Title :
An effective keyword extraction method for videos in web pages by analyzing their layout structures
Author :
Lee, Jongwon ; Choi, Giseok ; Jang, Juyeon ; Nang, Jongho
Author_Institution :
Jongwon Lee Chungkang Coll., Gyunggi-do
fDate :
Oct. 30 2007-Nov. 2 2007
Abstract :
This paper proposes an effective keyword extraction method for the Web videos by analyzing the structure of the Web pages. The proposed scheme calculates the relative importance (or weights) of the text blocks to a video by analyzing the distances of the text blocks to the video.

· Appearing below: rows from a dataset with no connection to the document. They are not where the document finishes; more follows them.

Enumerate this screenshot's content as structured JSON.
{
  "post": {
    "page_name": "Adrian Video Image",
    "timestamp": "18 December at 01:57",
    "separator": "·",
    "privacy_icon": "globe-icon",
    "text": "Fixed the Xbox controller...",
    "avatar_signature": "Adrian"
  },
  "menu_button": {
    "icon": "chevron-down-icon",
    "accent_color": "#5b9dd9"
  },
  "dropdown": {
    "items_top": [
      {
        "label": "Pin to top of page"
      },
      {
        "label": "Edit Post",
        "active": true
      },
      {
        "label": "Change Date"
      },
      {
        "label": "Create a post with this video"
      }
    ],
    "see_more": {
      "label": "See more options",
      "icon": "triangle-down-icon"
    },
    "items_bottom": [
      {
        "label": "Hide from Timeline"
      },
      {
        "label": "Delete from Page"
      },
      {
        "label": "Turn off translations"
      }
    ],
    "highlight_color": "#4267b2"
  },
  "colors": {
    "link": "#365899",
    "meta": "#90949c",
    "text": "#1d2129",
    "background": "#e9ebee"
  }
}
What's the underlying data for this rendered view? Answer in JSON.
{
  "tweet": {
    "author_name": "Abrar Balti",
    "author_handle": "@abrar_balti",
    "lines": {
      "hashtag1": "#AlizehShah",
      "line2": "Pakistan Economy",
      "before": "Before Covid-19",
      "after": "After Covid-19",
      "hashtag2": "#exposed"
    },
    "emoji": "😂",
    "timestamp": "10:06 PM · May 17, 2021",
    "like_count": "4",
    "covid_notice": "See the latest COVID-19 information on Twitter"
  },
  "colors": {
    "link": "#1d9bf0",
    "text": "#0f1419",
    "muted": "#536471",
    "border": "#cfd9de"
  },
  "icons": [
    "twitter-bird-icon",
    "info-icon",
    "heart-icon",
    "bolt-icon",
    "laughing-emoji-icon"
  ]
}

This distance, called the layout distance, indicates a degree of relevance of text block to video, and could be estimated by analyzing the layout structure of Web pages. Since the Web pages with several videos such as Web pages posting UCC videos have a special layout structure, this layout analysis helps to precisely estimate the relevance of text block to the video. This weight of text block is used to compute the final weights of keywords extracted from that text block by analyzing their HTML tags and other well-known techniques such as TF/IDF. Some experiments with 1,087 Web pages that have total 2,462 videos show that the precision of the proposed extraction scheme is 17% higher than ImageRover.
Keywords :
Web design; hypermedia markup languages; portals; video retrieval; HTML tags; ImageRover; UCC videos; Web pages; Web videos; keyword extraction method; layout distance; layout structure; Clustering algorithms; Data mining; Educational institutions; HTML; Image analysis; Ontologies; User-generated content; Videos; Web pages; World Wide Web;
Conference_Titel :
TENCON 2007 - 2007 IEEE Region 10 Conference
Conference_Location :
Taipei
Print_ISBN :
978-1-4244-1272-3
Electronic_ISBN :
978-1-4244-1272-3
DOI :
10.1109/TENCON.2007.4428794